Mais la hausse des droits de douane n’est pas la panacée. Si l’on continue de prendre l’exemple des rapports entre les États-Unis et la Chine, quels choix s’offrent à l’importateur américain de produits chinois, qu’il s’agisse de produits finis ou de produits intermédiaires? Dans un premier temps, il n’a probablement qu’une possibilité: continuer à acheter ces produits en reportant tout ou partie de la hausse des droits de douane sur le prix facturé à ses clients. Dans un second temps, il va essayer de trouver d’autres solutions: se tourner vers un fournisseur situé dans un pays dont les exportations sont moins taxées que celles de la Chine ou aux États-Unis mêmes. Mais cette solution, à supposer qu’elle existe ou qu’elle puisse être trouvée en un laps de temps relativement court, aura probablement un coût plus élevé que la solution initiale. Non seulement il n’est pas certain que la production de ce bien puisse être relocalisée aux États-Unis, mais il est probable que le consommateur américain aura à payer un prix plus élevé.

Un exemple souvent cité par les économistes est celui de la hausse des taxes sur l’acier importé décidée par Georges W. Bush en mars 2002: cette mesure a seulement permis de freiner la baisse des effectifs dans la sidérurgie américaine et elle a conduit à la suppression d’environ 200.000 emplois dans les secteurs utilisateurs d’acier selon les estimations qui ont pu être faites dans les années suivantes, du fait de la hausse du prix du métal. Ce qui n’a pas empêché Donald Trump de prendre des mesures comparables en mars 2018. Quant à la hausse des droits de douane sur les produits chinois, les économistes en attendent surtout une augmentation des importations en provenance d’autres sources. Selon les chiffres publiés par le Bureau of Economic Analysis (BEA), le déficit commercial des États-Unis s’est fortement réduit l’an dernier vis-à-vis de la Chine, passant de 380,8 milliards de dollars en 2018 à moins de 307,6 milliards, mais, au total, il n’a reculé que de 11,3 milliards du fait de la hausse des importations en provenance du Mexique, de Taïwan ou d’autres pays.
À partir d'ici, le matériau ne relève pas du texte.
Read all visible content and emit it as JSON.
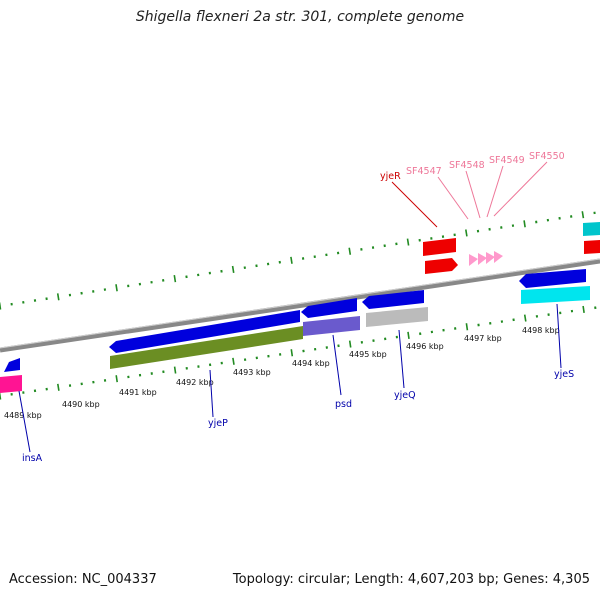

Mondialisation incontrôlable

 

Cela dit, la position des États-Unis n’est pas aussi stupide que les tweets de leur président pourraient le laisser penser. Dans un discours prononcé à Oxford le 6 mars dernier, Wilbur Ross, secrétaire au Commerce, s’est longuement employé à expliquer la politique de l’administration américaine. Au départ, il y a un constat que beaucoup pourraient partager: «La mondialisation est devenue incontrôlable.» Avec un exemple bien choisi: «Il faut 200 fournisseurs de quarante-trois pays sur six continents pour faire un iPhone» (nous supposons que Wilbur Ross distingue l’Amérique du Nord et l’Amérique du Sud, parce qu’il nous paraît peu probable que, dans son esprit, ce sixième continent puisse être l’Antarctique).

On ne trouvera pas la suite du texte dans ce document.